In our experiment this was free; every trial used a merged PR whose problem description had already survived public review. In private repos, problem descriptions are often skipped; “fix the thing” with a Jira link. Tasks are a lossy format. The forge pipeline needs the goal, not the ticket. The 91% assumes the goal was transmitted. Without it, iteration converges toward the wrong target.

Don’t ship the first thing that passes tests.

One-shot LLM output is a coin flip (43%). Run /bug-hunt for mechanical slop, /volley for taste. Together: 91%.

Use two SOTA models in tandem.

A single model can’t catch its own blind spots. Use Claude and Codex: one implements, the other hunts. Cross-model iteration is what breaks the self-congratulation loop.

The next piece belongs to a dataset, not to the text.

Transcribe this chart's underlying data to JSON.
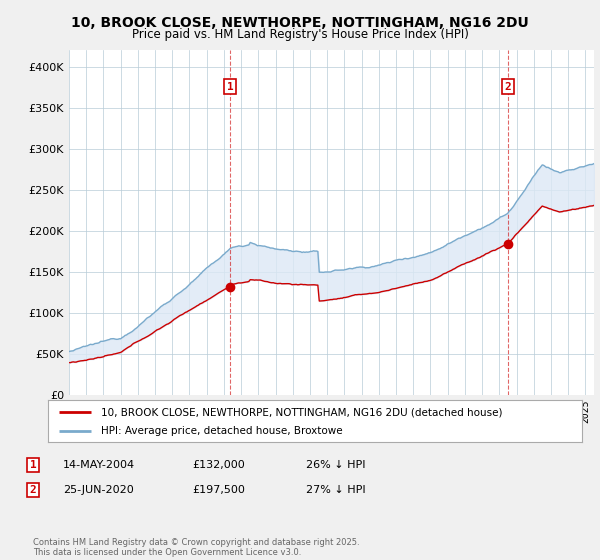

Use skills or repeatable prompts.

Ad-hoc prompting produces ad-hoc results. The 91% came from codified skills (/volley, /bug-hunt, /forge) that run the same way every time. Reproducibility is what turns a lucky result into a reliable workflow.

Lean on the compiler.

On Rust and Go, the compiler catches what LLM reviewers hallucinate about. In our trials, Gemini’s adversarial review had a ~40% false-positive rate (flagging issues that didn’t exist). The compiler has 0%. Feed build errors back to the implementer and let it fix them mechanically. Convergence in 2 rounds.

Caveats

~~The reviewer is Gemini 3.1 Pro, not a human. Human validation on a 4-PR subset is pending.~~ Resolved 2026-05-13: the deployment evidence is the human-validation pass. n=101 PRs, real maintainers, ~80–84% adjusted approval — within ten points of the 91%. The 4-PR subset was the wrong instrument.

Go dominates the sample (15/23 valid trials) because Google repos preserve multi-commit branch history while most OSS repos squash. Rust has only 2 trials. The sample is real-world but not language-balanced.

Complexity measurement (mean cognitive complexity) showed zero change on 19/21 trials. The metric is too coarse for what forge does; extracting helpers and removing duplication doesn’t move per-function averages across 100+ functions. The refactoring is real; the ruler doesn’t measure it.

Experiment repo: refactor-equivalence — results, prereg, work log. Example forge diffs on gemini-cli: PR #2, #3, #4, #5. The screwups are in there too.